En sus chispeantes obras, muy representadas por la Comédie Française –también ofrecidas en un traslado a época contemporánea– el lenguaje es el principal motor de un ritmo imparable que se alimenta de enredos y giros inesperados, siempre manteniendo el nivel estilizado y preciso de esos diálogos salpimentados que llevaron a que el verbo marivauder signifique coqueteo divertido y elegante para referir a contravenciones consideradas inofensivas por Marivaux.

Música, maestros
El juego de la seducción mediante la conversación se practica en Tres amigas en interiores tan diversos como sus habitantes, en paseos por parques y anfiteatros, en bares. También los personajes dialogan sobre otros temas: en su clase, Joan escucha a una alumna hablar sobre el seudónimo que usaba Emily Brontë; Rebecca, docente de artes se despacha sobre la pintura del amante telefónico de Alice; Thomas, un pretendiente de Joan, quiere saber si van a comer la pizza que acaba de llegar con cubiertos o solo con servilletas… Pero el tema central en sus múltiples variaciones es ese amor que, desde el vamos, indirectamente provoca una muerte, la del marido abandonado que se emborracha y tiene un accidente fatal. Pero a no ponerse a penar que el hombre no solo es el relator en off de partes de la narración, sino que se le aparece como si tal cosa a Joan, él siempre tan bonachón y naïf, para dar consejos del tipo autoayuda. Tan bienintencionado que se hace querer un poquito mientras sigue discurriendo…

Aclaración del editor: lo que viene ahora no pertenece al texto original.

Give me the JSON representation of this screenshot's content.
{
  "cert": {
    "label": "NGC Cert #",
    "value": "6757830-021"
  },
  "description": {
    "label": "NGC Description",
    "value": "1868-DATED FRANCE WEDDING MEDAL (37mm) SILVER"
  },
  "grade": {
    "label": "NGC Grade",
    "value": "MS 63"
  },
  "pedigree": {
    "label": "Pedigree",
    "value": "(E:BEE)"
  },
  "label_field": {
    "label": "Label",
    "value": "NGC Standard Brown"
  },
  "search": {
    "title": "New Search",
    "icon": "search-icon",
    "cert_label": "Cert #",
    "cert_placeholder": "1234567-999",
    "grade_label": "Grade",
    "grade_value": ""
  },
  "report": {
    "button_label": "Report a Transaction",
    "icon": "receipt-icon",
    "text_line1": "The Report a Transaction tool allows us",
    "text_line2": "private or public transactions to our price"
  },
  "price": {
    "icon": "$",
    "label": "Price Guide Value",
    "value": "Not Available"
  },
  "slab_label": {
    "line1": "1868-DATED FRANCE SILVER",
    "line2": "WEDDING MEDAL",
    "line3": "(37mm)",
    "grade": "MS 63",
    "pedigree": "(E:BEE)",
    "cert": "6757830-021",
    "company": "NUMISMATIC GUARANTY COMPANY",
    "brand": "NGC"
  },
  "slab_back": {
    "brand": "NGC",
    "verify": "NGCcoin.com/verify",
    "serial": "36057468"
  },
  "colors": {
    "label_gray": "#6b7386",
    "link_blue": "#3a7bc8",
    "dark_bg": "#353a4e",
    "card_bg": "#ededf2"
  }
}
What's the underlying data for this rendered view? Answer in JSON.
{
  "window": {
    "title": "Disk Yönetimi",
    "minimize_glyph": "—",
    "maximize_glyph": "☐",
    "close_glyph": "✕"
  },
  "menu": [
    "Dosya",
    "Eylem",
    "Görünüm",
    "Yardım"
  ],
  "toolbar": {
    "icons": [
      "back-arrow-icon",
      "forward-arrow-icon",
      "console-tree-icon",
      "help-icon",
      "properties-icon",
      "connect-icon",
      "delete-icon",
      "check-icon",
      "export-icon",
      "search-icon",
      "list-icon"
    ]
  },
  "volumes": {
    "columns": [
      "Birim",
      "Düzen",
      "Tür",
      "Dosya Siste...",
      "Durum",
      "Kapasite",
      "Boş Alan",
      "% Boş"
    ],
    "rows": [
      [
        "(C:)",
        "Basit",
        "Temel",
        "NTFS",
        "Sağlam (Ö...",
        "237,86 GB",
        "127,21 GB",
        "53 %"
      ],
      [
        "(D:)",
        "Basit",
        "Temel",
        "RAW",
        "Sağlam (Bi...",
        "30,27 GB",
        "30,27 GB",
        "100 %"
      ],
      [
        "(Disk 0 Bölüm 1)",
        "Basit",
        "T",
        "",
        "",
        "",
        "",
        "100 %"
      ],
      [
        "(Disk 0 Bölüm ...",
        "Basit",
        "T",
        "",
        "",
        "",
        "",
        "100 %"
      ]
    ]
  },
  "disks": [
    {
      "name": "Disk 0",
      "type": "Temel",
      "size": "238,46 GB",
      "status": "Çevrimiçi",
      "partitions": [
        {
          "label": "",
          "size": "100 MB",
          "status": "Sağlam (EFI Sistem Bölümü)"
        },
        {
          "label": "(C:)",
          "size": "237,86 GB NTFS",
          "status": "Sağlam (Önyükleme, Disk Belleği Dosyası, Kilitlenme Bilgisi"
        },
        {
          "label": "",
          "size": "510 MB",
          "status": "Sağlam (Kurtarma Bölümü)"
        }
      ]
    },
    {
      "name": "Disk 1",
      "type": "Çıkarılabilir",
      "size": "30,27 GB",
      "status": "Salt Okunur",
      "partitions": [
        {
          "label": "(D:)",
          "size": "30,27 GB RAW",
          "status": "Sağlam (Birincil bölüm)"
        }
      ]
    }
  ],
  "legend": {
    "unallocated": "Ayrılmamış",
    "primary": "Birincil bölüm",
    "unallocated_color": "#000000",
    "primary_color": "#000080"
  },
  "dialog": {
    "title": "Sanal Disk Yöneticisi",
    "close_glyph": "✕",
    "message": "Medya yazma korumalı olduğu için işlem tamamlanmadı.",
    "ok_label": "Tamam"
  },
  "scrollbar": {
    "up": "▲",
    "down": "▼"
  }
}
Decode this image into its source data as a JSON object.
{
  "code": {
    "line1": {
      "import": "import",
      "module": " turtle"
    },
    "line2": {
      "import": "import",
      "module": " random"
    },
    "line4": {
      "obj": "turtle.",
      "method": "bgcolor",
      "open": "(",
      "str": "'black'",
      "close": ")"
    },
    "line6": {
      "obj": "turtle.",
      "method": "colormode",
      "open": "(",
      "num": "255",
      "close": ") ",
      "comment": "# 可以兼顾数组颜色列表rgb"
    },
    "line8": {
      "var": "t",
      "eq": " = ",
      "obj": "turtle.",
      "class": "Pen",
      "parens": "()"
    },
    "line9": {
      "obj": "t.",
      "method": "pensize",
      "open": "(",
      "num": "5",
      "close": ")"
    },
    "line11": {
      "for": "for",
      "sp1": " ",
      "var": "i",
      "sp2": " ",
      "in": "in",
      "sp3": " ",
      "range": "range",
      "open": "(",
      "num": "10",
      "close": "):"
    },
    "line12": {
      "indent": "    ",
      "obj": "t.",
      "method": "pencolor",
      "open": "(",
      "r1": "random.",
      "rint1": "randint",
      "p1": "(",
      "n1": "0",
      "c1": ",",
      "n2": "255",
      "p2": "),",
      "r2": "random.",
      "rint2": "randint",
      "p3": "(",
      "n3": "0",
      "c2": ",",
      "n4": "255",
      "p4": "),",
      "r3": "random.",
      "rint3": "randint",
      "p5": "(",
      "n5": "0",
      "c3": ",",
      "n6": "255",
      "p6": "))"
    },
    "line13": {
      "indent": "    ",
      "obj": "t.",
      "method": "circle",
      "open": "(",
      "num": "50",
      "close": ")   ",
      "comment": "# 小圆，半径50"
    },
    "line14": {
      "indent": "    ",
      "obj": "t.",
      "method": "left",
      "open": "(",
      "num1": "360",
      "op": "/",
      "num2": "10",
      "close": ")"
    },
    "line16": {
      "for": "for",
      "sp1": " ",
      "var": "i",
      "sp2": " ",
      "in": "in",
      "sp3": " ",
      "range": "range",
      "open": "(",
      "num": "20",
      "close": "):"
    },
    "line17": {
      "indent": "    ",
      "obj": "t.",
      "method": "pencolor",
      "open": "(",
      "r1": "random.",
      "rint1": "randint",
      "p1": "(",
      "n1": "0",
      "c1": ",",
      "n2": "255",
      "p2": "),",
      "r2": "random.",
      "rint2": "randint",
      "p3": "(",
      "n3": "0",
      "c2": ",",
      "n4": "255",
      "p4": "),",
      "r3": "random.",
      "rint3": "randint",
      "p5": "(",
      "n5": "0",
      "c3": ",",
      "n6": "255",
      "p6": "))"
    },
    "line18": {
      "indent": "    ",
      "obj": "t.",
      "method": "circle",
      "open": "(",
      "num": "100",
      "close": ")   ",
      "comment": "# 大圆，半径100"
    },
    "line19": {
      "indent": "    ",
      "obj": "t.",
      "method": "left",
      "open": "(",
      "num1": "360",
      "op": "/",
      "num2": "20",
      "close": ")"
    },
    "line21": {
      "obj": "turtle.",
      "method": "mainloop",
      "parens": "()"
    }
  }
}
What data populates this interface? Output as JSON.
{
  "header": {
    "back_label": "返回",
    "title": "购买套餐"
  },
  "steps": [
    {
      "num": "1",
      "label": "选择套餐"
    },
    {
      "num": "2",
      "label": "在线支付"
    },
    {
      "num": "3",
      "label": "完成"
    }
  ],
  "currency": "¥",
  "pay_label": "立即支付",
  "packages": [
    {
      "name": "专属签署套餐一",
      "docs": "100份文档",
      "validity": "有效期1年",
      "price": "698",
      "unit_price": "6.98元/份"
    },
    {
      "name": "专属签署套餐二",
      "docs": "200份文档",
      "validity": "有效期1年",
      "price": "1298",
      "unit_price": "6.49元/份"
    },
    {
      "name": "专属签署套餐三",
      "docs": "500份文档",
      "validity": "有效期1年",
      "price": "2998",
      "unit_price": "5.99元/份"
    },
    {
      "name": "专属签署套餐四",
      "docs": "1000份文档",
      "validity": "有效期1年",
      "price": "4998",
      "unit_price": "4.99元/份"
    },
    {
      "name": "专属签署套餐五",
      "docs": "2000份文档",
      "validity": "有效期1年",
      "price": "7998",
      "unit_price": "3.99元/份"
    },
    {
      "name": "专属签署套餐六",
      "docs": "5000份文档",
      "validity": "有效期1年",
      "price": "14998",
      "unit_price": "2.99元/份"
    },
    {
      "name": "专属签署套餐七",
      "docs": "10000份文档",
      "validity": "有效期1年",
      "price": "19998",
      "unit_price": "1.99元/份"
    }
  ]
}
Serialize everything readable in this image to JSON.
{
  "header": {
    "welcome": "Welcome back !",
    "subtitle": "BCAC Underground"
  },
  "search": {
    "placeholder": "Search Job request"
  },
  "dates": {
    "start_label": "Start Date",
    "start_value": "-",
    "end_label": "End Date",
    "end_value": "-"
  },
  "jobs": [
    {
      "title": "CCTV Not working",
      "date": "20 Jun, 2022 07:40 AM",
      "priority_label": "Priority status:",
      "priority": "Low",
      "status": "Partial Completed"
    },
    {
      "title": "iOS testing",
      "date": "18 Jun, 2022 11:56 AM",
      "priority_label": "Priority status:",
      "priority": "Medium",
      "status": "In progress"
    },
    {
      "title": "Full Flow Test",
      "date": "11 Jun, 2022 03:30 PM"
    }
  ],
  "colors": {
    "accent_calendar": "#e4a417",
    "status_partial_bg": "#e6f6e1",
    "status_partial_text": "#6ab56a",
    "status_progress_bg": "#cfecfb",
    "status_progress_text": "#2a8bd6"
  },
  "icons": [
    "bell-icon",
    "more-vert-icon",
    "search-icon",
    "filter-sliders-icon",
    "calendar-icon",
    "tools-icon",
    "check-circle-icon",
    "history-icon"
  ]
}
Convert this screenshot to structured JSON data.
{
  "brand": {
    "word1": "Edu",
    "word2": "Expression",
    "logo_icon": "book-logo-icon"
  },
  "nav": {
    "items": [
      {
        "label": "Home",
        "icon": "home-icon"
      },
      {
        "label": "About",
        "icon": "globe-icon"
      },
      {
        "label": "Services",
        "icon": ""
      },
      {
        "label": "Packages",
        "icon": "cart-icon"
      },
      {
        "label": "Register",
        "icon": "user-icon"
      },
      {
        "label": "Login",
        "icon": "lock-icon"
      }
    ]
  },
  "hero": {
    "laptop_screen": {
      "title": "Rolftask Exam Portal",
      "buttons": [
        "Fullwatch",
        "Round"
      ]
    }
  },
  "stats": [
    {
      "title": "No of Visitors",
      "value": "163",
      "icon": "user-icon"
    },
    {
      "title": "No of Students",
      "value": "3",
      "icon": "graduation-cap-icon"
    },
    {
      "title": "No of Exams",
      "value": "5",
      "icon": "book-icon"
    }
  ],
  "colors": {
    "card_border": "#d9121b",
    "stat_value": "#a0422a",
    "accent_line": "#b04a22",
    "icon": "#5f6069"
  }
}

Entre las bondades que brinda Tres amigas vale destacar las músicas que fueron elegidas después de terminar el montaje, cuando ya los climas y los ritmos del film estaban decididos. El rondo de la Patética de Beethoven para empezar (tocado por un enorme pianista que acaba de morir: Alfred Brendel); seguimos con fragmentos de sonatas de Mozart, Scarlatti, algo de Armando Trovaioli para matizar, melodías griegas de Ravel, Tárrega, Granados, compases de la canción Adelita y, en un momento de máxima tensión que suponemos erótica, las seguidillas de Carmen mientras que la redondita fiestera y el ex amante de Alice baten y se dan a probar un dulcísimo merengue a la italiana. Asimismo, sendos cachitos de cintas de Max Linder y Buster Keaton que dos niñas celebran en el cine, se acompañan de un tema compuesto especialmente. Sin duda: la banda sonora de un melómano apasionado.